By Jonathan Collegio, NADA, Senior Vice President of Public Affairs

Many consumers who purchase new cars or trucks from local dealerships may not realize that the dealership actually owns those cars and trucks, which they purchase directly from the factories. So how are dealerships able to afford keeping an inventory of all of those new cars and trucks on their lots? 

Local dealerships purchase their inventories through financing called “floor plan lending.” Here’s how it works:

Local dealerships have a better sense than anyone what vehicles will sell best in their markets – cars or trucks, SUV’s or compacts, sports cars, luxury cars or more affordable models. Based on that knowledge, dealers place orders with factories based on what’s in the production pipeline and factories fulfill those orders.

When the factory ships the vehicle to the dealer, they are paid in full for the car’s invoice price, usually drafted directly from a dealer’s bank account. 

But few dealerships have the cash to pay for those vehicles out of pocket. So they work with lenders who provide “floor plan” lines of credit for those vehicles – financing through a lender that is secured by each vehicle and its VIN number. Floor plan lenders include local and regional banks, large national banks, and financing companies owned by the manufacturing companies, like Toyota Financial or Ford Credit. The loans are often made with a one year term, and based on an aggregate budget; for example, a dealer might be able to borrow $10 million over the year to purchase 300 new cars. 
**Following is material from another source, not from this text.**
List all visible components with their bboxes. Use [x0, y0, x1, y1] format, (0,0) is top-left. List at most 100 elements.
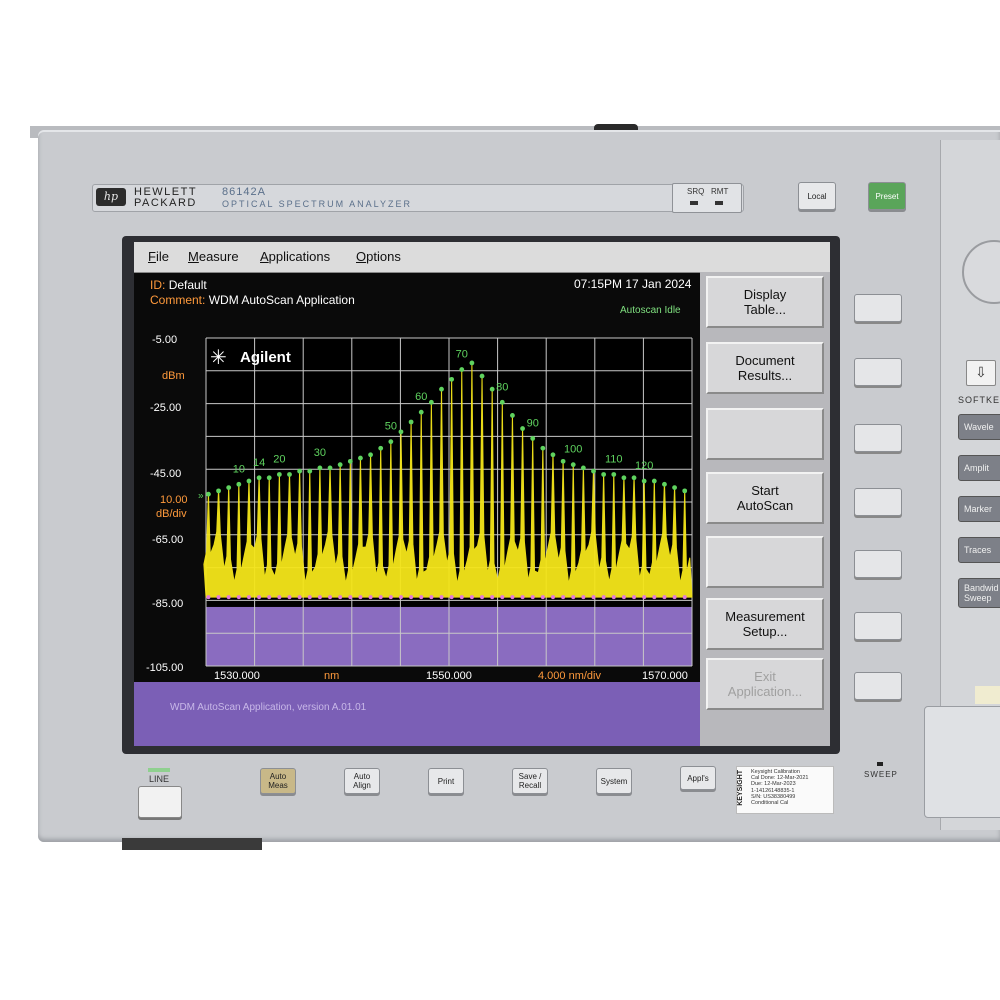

These loans are secured not only by the vehicles themselves, but also by dealership collateral (buildings and property) – and often by the dealer himself or herself. The loans are also inspected periodically by lenders, by checking the inventory of all collateralized vehicles. Floor plan loans are among the safest of all financial instruments.

But because inventories are so immense, the car business is very sensitive to both floor plan interest rates and the tax treatment of interest expenses. A one percent rate increase can raise some dealership costs by millions of dollars. The ability to deduct interest expenses is critical for the business model to work. And because dealerships earn razor thin margins on the sale of new cars, any costs of rising rates or new tax expenses will get passed along to consumers – resulting in higher prices and increased monthly payments.

Bottom line: America’s entire system of purchasing new cars and trucks relies upon the accessibility of affordable floor plan lending. Without it, dealers would not be able to provide safe, affordable personal transportation to millions of consumers each year.